The special committee is made up of Bruce Dunlevie, a founding partner of Benchmark Capital, a venture capital firm, and Lew Frankfort, the former chief executive of Coach. Both were listed as major WeWork shareholders in the company’s public offering documents.
In its statement, SoftBank said stock belonging to Mr. Neumann and Benchmark made up more than half of the stock submitted into the offering.
If SoftBank fails to go through with the share purchase offer, landlords might question SoftBank’s commitment to WeWork. And if the offer does not take place, SoftBank could hold back $1.1 billion of financing from WeWork, reducing its financial options as demand for office space weakens. As part of its rescue, SoftBank accelerated a $1.5 billion equity investment into WeWork last year and has said that it stands behind another $4 billion of debt financing.

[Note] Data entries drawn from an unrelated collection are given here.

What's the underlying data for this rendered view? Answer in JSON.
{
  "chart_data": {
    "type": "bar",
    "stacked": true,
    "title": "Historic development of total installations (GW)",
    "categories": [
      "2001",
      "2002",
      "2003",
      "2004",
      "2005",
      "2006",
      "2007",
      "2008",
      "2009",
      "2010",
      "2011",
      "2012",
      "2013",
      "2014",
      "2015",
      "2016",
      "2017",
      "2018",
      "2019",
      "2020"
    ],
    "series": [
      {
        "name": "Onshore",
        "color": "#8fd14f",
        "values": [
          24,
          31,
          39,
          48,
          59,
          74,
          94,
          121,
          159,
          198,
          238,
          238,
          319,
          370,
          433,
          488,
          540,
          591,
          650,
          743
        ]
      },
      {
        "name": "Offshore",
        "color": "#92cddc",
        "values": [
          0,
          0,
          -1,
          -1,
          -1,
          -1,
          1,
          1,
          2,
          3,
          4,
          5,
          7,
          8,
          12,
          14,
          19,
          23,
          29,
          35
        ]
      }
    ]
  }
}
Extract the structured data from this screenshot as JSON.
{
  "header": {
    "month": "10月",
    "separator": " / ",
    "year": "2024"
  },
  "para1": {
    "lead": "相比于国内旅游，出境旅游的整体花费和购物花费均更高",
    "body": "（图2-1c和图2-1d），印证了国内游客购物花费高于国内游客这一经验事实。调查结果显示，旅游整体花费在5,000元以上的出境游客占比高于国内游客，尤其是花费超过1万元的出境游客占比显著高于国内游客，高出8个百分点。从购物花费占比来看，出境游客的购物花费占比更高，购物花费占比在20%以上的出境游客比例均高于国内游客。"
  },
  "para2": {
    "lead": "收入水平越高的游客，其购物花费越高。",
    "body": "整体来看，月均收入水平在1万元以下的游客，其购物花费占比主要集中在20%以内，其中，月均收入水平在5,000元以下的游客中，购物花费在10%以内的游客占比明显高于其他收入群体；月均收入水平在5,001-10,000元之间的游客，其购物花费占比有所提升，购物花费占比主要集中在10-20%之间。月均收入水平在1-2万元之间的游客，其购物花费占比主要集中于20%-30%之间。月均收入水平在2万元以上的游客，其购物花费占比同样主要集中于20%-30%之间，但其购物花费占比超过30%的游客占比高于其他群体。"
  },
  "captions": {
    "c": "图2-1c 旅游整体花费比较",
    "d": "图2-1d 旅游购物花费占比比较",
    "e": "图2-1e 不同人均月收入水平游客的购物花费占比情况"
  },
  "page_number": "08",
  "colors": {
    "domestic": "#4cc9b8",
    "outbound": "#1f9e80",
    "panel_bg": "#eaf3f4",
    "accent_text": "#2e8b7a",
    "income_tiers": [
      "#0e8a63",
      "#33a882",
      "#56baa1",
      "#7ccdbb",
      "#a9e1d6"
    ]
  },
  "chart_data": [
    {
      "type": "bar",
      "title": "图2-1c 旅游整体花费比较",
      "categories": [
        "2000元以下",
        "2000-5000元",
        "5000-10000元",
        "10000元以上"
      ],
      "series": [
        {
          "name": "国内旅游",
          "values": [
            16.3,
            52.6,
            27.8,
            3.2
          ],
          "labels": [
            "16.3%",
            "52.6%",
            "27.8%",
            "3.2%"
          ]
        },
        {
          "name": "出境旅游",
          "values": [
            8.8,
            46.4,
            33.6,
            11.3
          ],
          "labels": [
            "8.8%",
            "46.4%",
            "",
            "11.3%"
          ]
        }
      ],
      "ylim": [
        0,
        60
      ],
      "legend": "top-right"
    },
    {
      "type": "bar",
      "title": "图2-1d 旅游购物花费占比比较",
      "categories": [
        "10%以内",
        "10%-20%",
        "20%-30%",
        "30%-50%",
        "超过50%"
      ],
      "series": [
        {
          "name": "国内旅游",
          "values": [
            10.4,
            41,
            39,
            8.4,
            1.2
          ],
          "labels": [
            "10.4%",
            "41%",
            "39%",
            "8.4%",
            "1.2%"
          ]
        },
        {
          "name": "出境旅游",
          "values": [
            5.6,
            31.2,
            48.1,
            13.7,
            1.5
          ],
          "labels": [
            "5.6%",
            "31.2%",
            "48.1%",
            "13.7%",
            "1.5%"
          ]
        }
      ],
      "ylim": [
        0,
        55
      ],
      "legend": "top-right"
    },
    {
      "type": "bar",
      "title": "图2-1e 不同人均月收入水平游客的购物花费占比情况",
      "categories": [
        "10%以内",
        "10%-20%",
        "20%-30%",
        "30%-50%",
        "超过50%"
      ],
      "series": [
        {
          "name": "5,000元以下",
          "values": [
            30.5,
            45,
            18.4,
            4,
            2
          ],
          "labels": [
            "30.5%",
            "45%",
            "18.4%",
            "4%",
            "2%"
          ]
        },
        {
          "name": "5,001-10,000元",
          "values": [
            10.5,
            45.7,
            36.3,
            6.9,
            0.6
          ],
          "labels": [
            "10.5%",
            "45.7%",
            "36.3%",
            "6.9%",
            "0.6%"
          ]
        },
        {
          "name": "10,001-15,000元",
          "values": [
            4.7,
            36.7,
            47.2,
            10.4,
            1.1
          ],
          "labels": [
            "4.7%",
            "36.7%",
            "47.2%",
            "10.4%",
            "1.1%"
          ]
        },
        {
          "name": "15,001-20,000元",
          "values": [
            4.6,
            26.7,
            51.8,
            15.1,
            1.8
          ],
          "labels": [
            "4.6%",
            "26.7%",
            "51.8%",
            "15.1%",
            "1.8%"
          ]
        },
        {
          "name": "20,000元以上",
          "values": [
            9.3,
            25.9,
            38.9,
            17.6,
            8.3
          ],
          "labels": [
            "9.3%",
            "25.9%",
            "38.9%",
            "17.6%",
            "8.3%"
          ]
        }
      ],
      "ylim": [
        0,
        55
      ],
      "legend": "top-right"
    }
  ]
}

SoftBank is trying to get its own financial house in order. The company and its $100 billion Vision Fund have stakes in many young companies that were struggling well before the coronavirus hit. To appease its own investors, SoftBank said last month that it would sell assets worth up to $41 billion to buy back $18 billion worth of shares and pay down debt.
WeWork’s bonds have plunged and trade at levels that imply investors think the company could default on them. And some analysts are skeptical about SoftBank’s commitment. “It now seems increasingly likely that SoftBank may walk away from the entire takeover deal any day now,” Vicki Bryan, chief executive of Bond Angle, a research firm, said in a research note Wednesday.